Scientific thinking in young children: Theoretical advances, empirical research and policy implications

2012 article from the University of California-Berkeley published in Science on how young children think scientifically and implications for early education reform.

(iStock)
(iStock)

Jean Piaget, a pioneer of 20th-century cognitive development theory, claimed that preschoolers were “irrational, illogical … and limited to the here and now.” But nearly 100 years later, new technologies and approaches have provided cognitive scientists new ways to investigate how infants and young children learn; their findings challenge Piaget’s longstanding theories of early childhood cognitive development.

A 2012 review article from the University of California, Berkeley, published in Science, “Scientific Thinking in Young Children: Theoretical Advances, Empirical Research and Policy Implications,” offers an overview of recent developments in the field of child development and cognition. The article highlights several studies conducted in the last 20 years that collectively demonstrate the importance of unstructured explorations and play that aid young children in developing and testing theories about their environments. These advances were made possible in part by the integration of technology to assist in data capture and analysis.

This review article, by cognitive scientist Dr. Alison Gopnik, indirectly challenges the contemporary trend of eliminating traditional kindergarten’s play-based, creative structures in favor of improving students’ reading, math, and writing skills at increasingly earlier ages, in theory to better prepare young learners for the impending rigors of formal schooling.

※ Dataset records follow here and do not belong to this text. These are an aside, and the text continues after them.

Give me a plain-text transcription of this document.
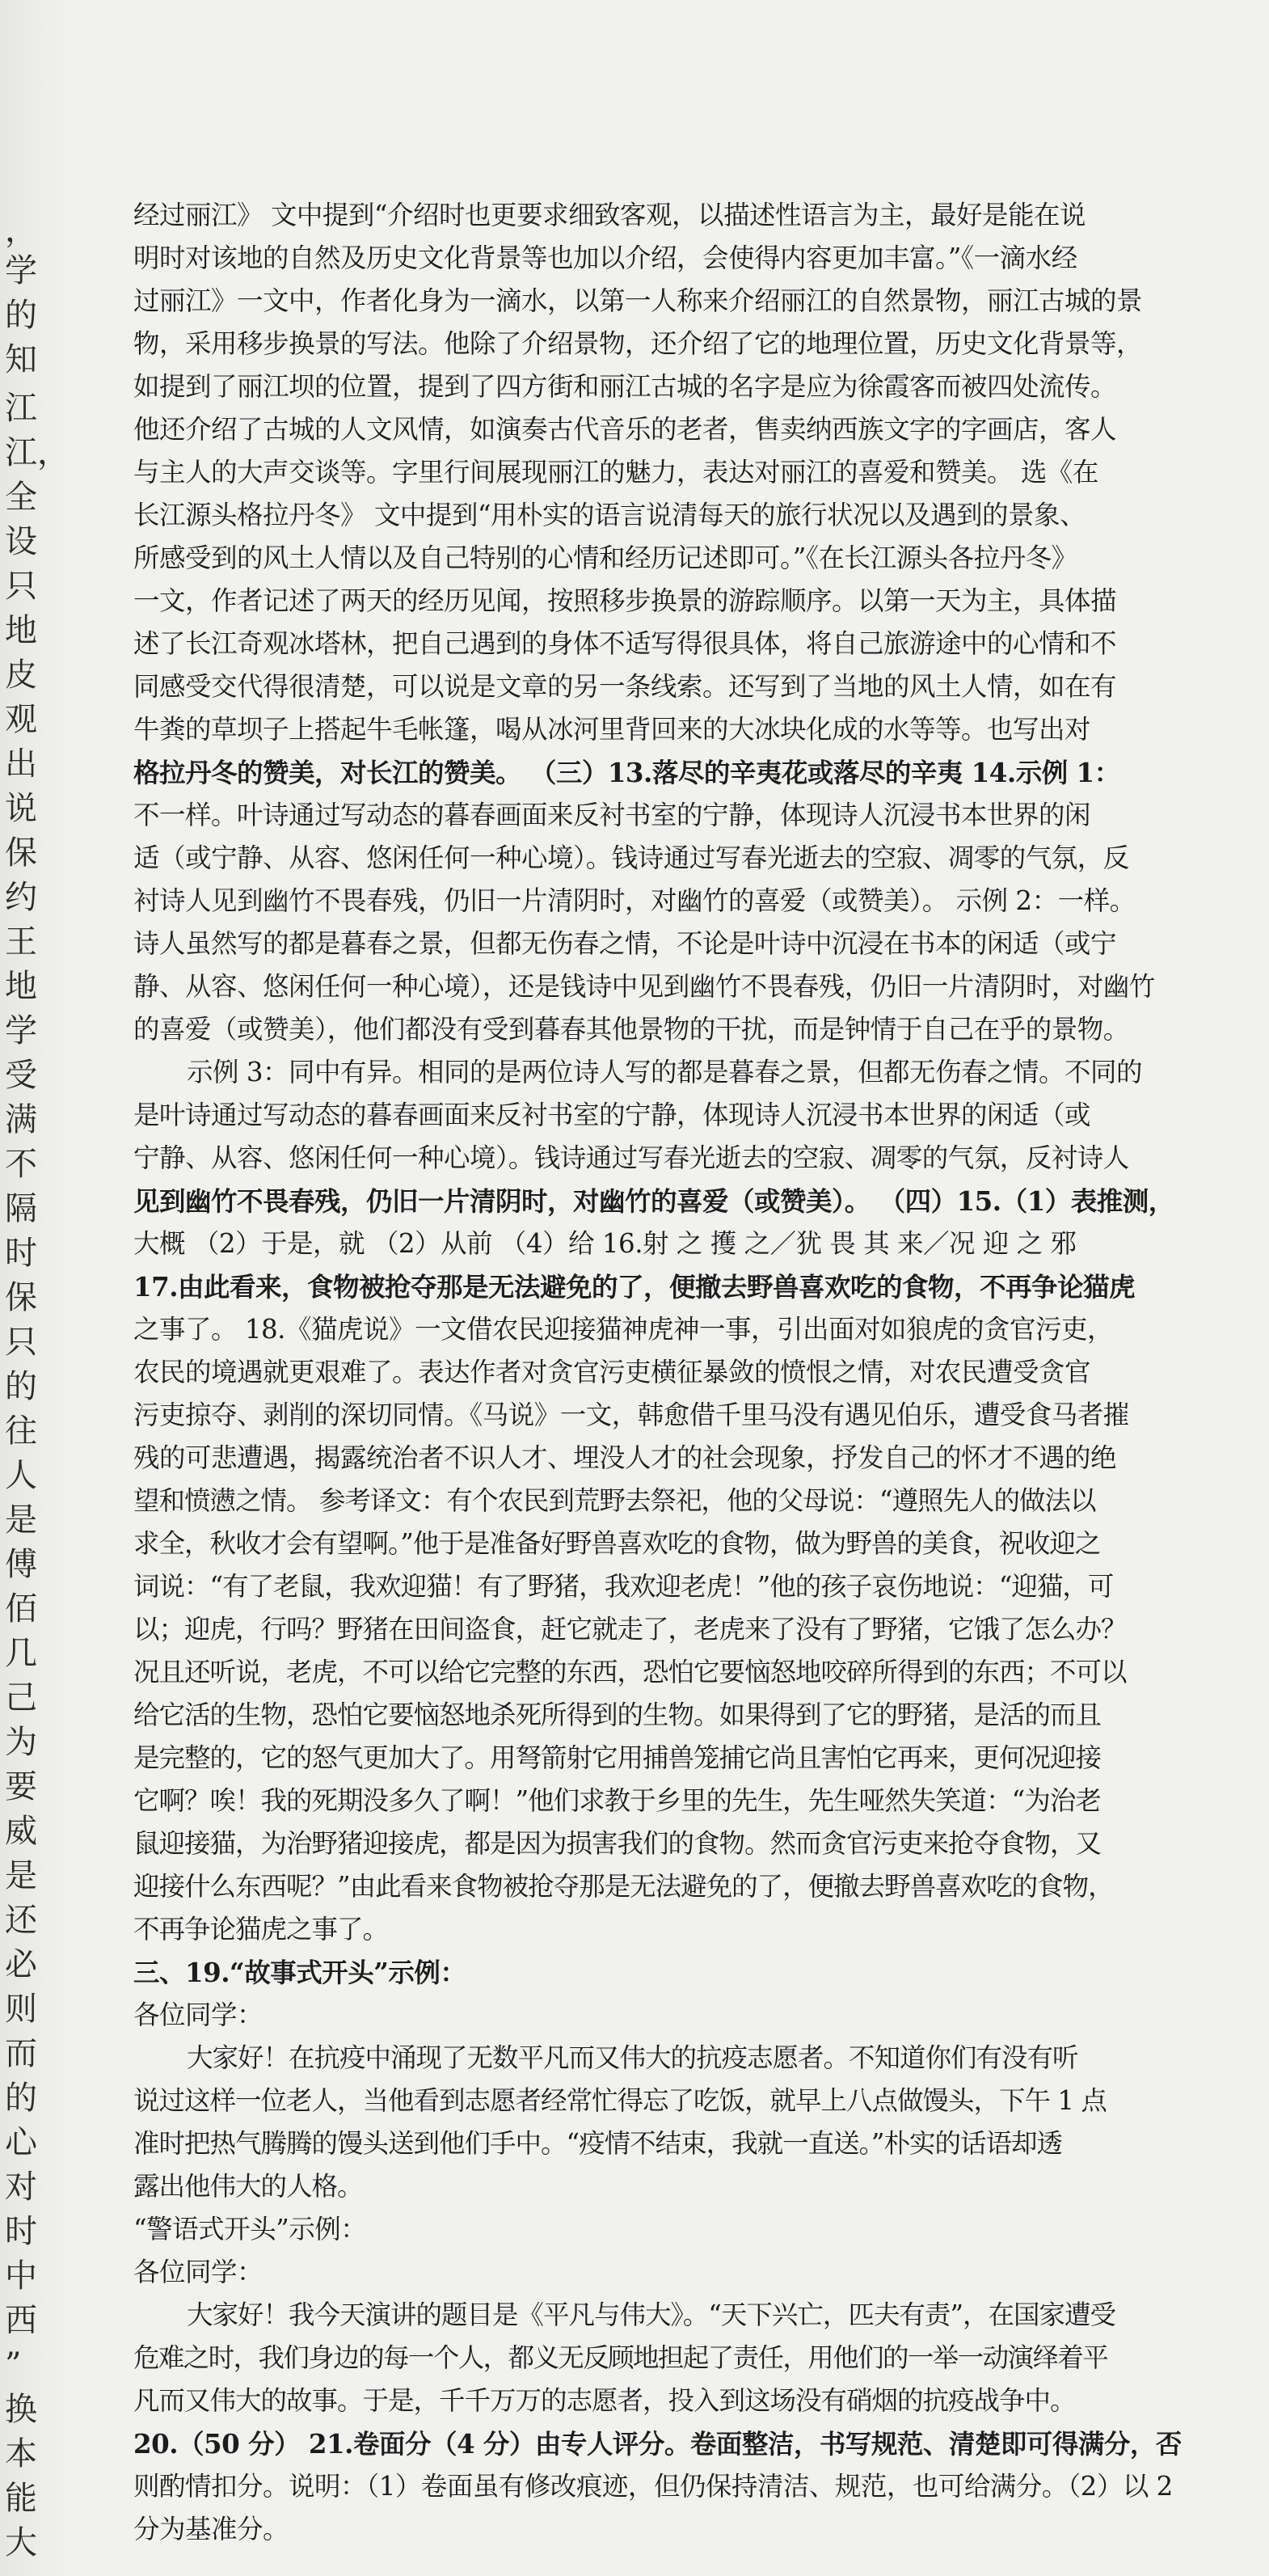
，
学
的
知
江
江，
全
设
只
地
皮
观
出
说
保
约
王
地
学
受
满
不
隔
时
保
只
的
往
人
是
傅
佰
几
己
为
要
威
是
还
必
则
而
的
心
对
时
中
西
”
换
本
能
大
经过丽江》 文中提到“介绍时也更要求细致客观，以描述性语言为主，最好是能在说
明时对该地的自然及历史文化背景等也加以介绍，会使得内容更加丰富。”《一滴水经
过丽江》一文中，作者化身为一滴水，以第一人称来介绍丽江的自然景物，丽江古城的景
物，采用移步换景的写法。他除了介绍景物，还介绍了它的地理位置，历史文化背景等，
如提到了丽江坝的位置，提到了四方街和丽江古城的名字是应为徐霞客而被四处流传。
他还介绍了古城的人文风情，如演奏古代音乐的老者，售卖纳西族文字的字画店，客人
与主人的大声交谈等。字里行间展现丽江的魅力，表达对丽江的喜爱和赞美。 选《在
长江源头格拉丹冬》 文中提到“用朴实的语言说清每天的旅行状况以及遇到的景象、
所感受到的风土人情以及自己特别的心情和经历记述即可。”《在长江源头各拉丹冬》
一文，作者记述了两天的经历见闻，按照移步换景的游踪顺序。以第一天为主，具体描
述了长江奇观冰塔林，把自己遇到的身体不适写得很具体，将自己旅游途中的心情和不
同感受交代得很清楚，可以说是文章的另一条线索。还写到了当地的风土人情，如在有
牛粪的草坝子上搭起牛毛帐篷，喝从冰河里背回来的大冰块化成的水等等。也写出对
格拉丹冬的赞美，对长江的赞美。 （三）13.落尽的辛夷花或落尽的辛夷 14.示例 1：
不一样。叶诗通过写动态的暮春画面来反衬书室的宁静，体现诗人沉浸书本世界的闲
适（或宁静、从容、悠闲任何一种心境）。钱诗通过写春光逝去的空寂、凋零的气氛，反
衬诗人见到幽竹不畏春残，仍旧一片清阴时，对幽竹的喜爱（或赞美）。 示例 2：一样。
诗人虽然写的都是暮春之景，但都无伤春之情，不论是叶诗中沉浸在书本的闲适（或宁
静、从容、悠闲任何一种心境），还是钱诗中见到幽竹不畏春残，仍旧一片清阴时，对幽竹
的喜爱（或赞美），他们都没有受到暮春其他景物的干扰，而是钟情于自己在乎的景物。
示例 3：同中有异。相同的是两位诗人写的都是暮春之景，但都无伤春之情。不同的
是叶诗通过写动态的暮春画面来反衬书室的宁静，体现诗人沉浸书本世界的闲适（或
宁静、从容、悠闲任何一种心境）。钱诗通过写春光逝去的空寂、凋零的气氛，反衬诗人
见到幽竹不畏春残，仍旧一片清阴时，对幽竹的喜爱（或赞美）。 （四）15.（1）表推测，
大概 （2）于是，就 （2）从前 （4）给 16.射 之 擭 之／犹 畏 其 来／况 迎 之 邪
17.由此看来，食物被抢夺那是无法避免的了，便撤去野兽喜欢吃的食物，不再争论猫虎
之事了。 18.《猫虎说》一文借农民迎接猫神虎神一事，引出面对如狼虎的贪官污吏，
农民的境遇就更艰难了。表达作者对贪官污吏横征暴敛的愤恨之情，对农民遭受贪官
污吏掠夺、剥削的深切同情。《马说》一文，韩愈借千里马没有遇见伯乐，遭受食马者摧
残的可悲遭遇，揭露统治者不识人才、埋没人才的社会现象，抒发自己的怀才不遇的绝
望和愤懑之情。 参考译文：有个农民到荒野去祭祀，他的父母说：“遵照先人的做法以
求全，秋收才会有望啊。”他于是准备好野兽喜欢吃的食物，做为野兽的美食，祝收迎之
词说：“有了老鼠，我欢迎猫！有了野猪，我欢迎老虎！”他的孩子哀伤地说：“迎猫，可
以；迎虎，行吗？野猪在田间盗食，赶它就走了，老虎来了没有了野猪，它饿了怎么办？
况且还听说，老虎，不可以给它完整的东西，恐怕它要恼怒地咬碎所得到的东西；不可以
给它活的生物，恐怕它要恼怒地杀死所得到的生物。如果得到了它的野猪，是活的而且
是完整的，它的怒气更加大了。用弩箭射它用捕兽笼捕它尚且害怕它再来，更何况迎接
它啊？唉！我的死期没多久了啊！”他们求教于乡里的先生，先生哑然失笑道：“为治老
鼠迎接猫，为治野猪迎接虎，都是因为损害我们的食物。然而贪官污吏来抢夺食物，又
迎接什么东西呢？”由此看来食物被抢夺那是无法避免的了，便撤去野兽喜欢吃的食物，
不再争论猫虎之事了。
三、19.“故事式开头”示例：
各位同学：
大家好！在抗疫中涌现了无数平凡而又伟大的抗疫志愿者。不知道你们有没有听
说过这样一位老人，当他看到志愿者经常忙得忘了吃饭，就早上八点做馒头，下午 1 点
准时把热气腾腾的馒头送到他们手中。“疫情不结束，我就一直送。”朴实的话语却透
露出他伟大的人格。
“警语式开头”示例：
各位同学：
大家好！我今天演讲的题目是《平凡与伟大》。“天下兴亡，匹夫有责”，在国家遭受
危难之时，我们身边的每一个人，都义无反顾地担起了责任，用他们的一举一动演绎着平
凡而又伟大的故事。于是，千千万万的志愿者，投入到这场没有硝烟的抗疫战争中。
20.（50 分） 21.卷面分（4 分）由专人评分。卷面整洁，书写规范、清楚即可得满分，否
则酌情扣分。说明：（1）卷面虽有修改痕迹，但仍保持清洁、规范，也可给满分。（2）以 2
分为基准分。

Key article highlights include:

  • “In the past 10 years … theoretical and empirical research has begun to show that children’s learning mechanisms do indeed resemble the basic inductive processes of science.”
  • “More abstract theoretical laws can actually sometimes be learned more quickly than the specific causal hypotheses they subsume…. Preschoolers can make these broader generalizations swiftly and appropriately.”
  • Infants and young children can detect statistical patterns around them and then use these patterns to reinterpret their environments. For example, infants signaled surprise when an experimenter removed mostly red ping pong balls from a box containing mostly white balls, and were also able to determine which combination of blocks activated a music box.
  • In one experiment, preschool-aged children were able to distinguish between causality (i.e., a button that activates A, which then activates B), “common cause structures” (i.e., one button that activates both A and B), and conjuctive cause structure (i.e., both the button and A are needed to activate B).
  • “Recent research … shows that children’s exploratory play does indeed involve a kind of intuitive experimentation…. Play is sufficiently systematic to help children discover casual relationships.”
  • “When young children faced a causal puzzle, they try to solve that puzzle in their spontaneous play. Children’s actions ensure that they receive causally relevant and informative evidence. Once that evidence is generated through play, children can use it to make the correct causal inference.”
  • Children also learn by watching and engaging with others, and are sensitive to others’ intentions.
  • Researchers have been able to better assess the mental models of infants and young children by using applying “probabilistic model” which allows for the inclusion of probability variables into conceptual frameworks.

The study concludes that the “new research shows that even very young children are deeply engaged in such profoundly cognitive work as hypothesis testing and causal inference. This work is more cognitively challenging, in fact, than much school work.” As for policy implications, this research “should raise serious red flags about recent pressure, both from parents and policy-makers, to make preschools more structured and academic — more like schools.”